Prototype tools were developed and tested in the laboratory, simulating near realistic multizone completion operations. The PMD design enables the amount of fluid leakoff into the formation to be minimized, thereby reducing formation damage. This capability is accomplished by automatically adjusting the PMDs to the respective zones to reflect the individual differences in reservoir pressure; it is particularly useful for completing wells wherein significant differential pressure exists between compartments because of the depletion that has occurred in some reservoirs.
The paper illustrates expected results on a multizone completion and displays the pressure maintenance behavior resulting from the use of this device.

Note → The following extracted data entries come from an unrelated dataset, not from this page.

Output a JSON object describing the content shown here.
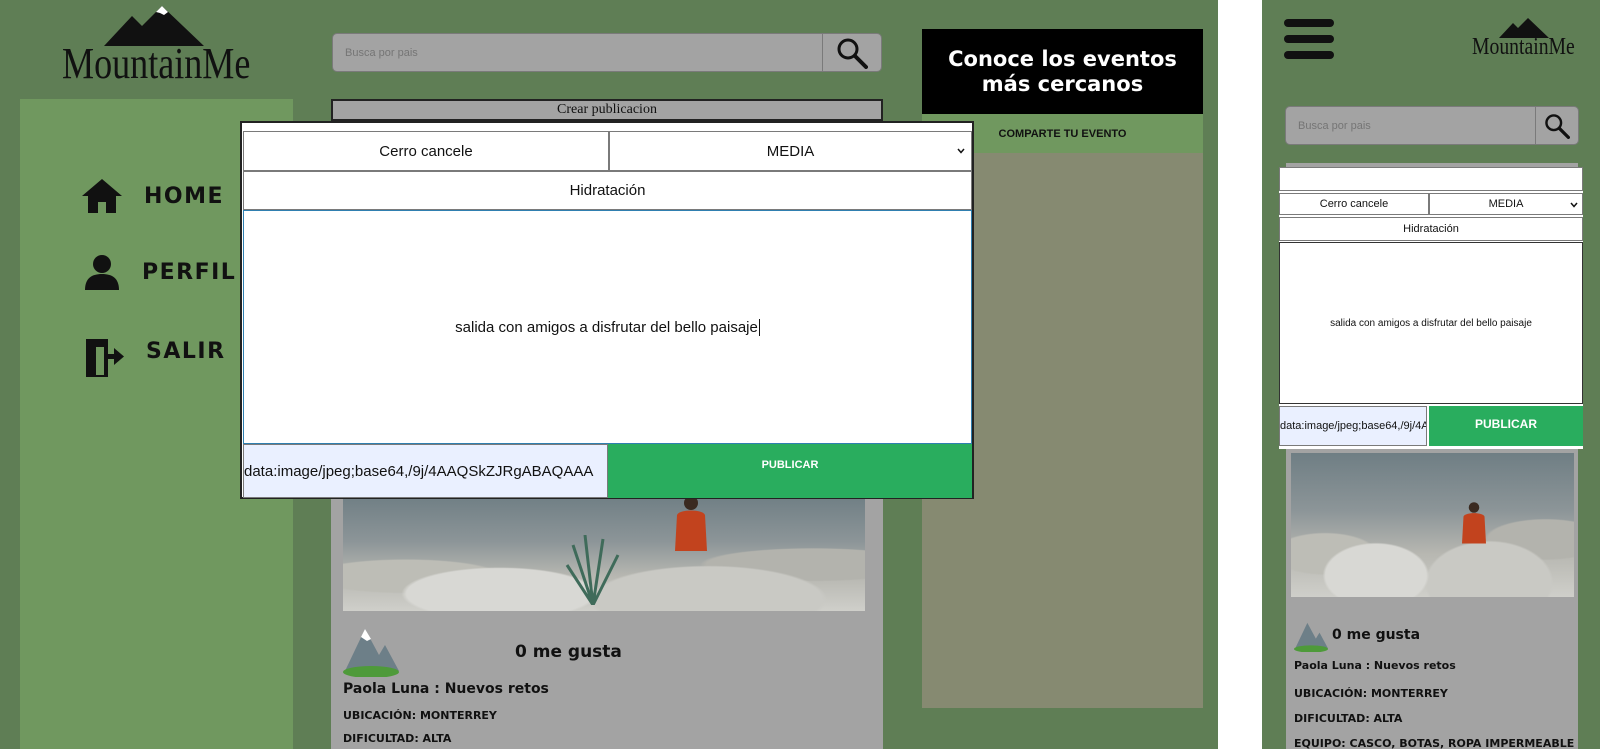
{
  "brand": {
    "name": "MountainMe"
  },
  "search": {
    "placeholder": "Busca por pais"
  },
  "nav": {
    "items": [
      {
        "label": "HOME",
        "icon": "home-icon"
      },
      {
        "label": "PERFIL",
        "icon": "user-icon"
      },
      {
        "label": "SALIR",
        "icon": "logout-icon"
      }
    ]
  },
  "feed": {
    "create_label": "Crear publicacion"
  },
  "events": {
    "heading": "Conoce los eventos más cercanos",
    "share_button": "COMPARTE TU EVENTO"
  },
  "modal": {
    "place_value": "Cerro cancele",
    "difficulty_value": "MEDIA",
    "tip_value": "Hidratación",
    "description_value": "salida con amigos a disfrutar del bello paisaje",
    "file_value": "data:image/jpeg;base64,/9j/4AAQSkZJRgABAQAAA",
    "file_value_mobile": "data:image/jpeg;base64,/9j/4A",
    "publish_label": "PUBLICAR"
  },
  "post": {
    "likes": "0 me gusta",
    "author_title": "Paola Luna : Nuevos retos",
    "location": "UBICACIÓN: MONTERREY",
    "difficulty": "DIFICULTAD: ALTA",
    "equipment": "EQUIPO: CASCO, BOTAS, ROPA IMPERMEABLE"
  },
  "colors": {
    "page_bg": "#5f7e55",
    "sidebar_bg": "#70985f",
    "publish_green": "#29ad5e",
    "events_header": "#000000"
  }
}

Tests were conducted in the laboratory to validate the tool performance under extreme conditions of high leakoff rate in conjunction with an abrasive fluid with plugging tendency (oil-based mud). Another condition simulated relatively high pressure differential (2,000 psi) while reversing out after a "frac pack" operation.
The tool design incorporates state-of-the-art technologies, such as 3D printing and hydraulic miniaturization using implementation techniques unique to oilfield applications. Generation IV single-trip multizone system technology has been a key enabler for formations, such as those found in the Lower Tertiary of the Gulf of Mexico. The PMD provides a novel tool to extend these multizone applications to unconsolidated formations and to multizone reservoirs with high reservoir pressure differentials.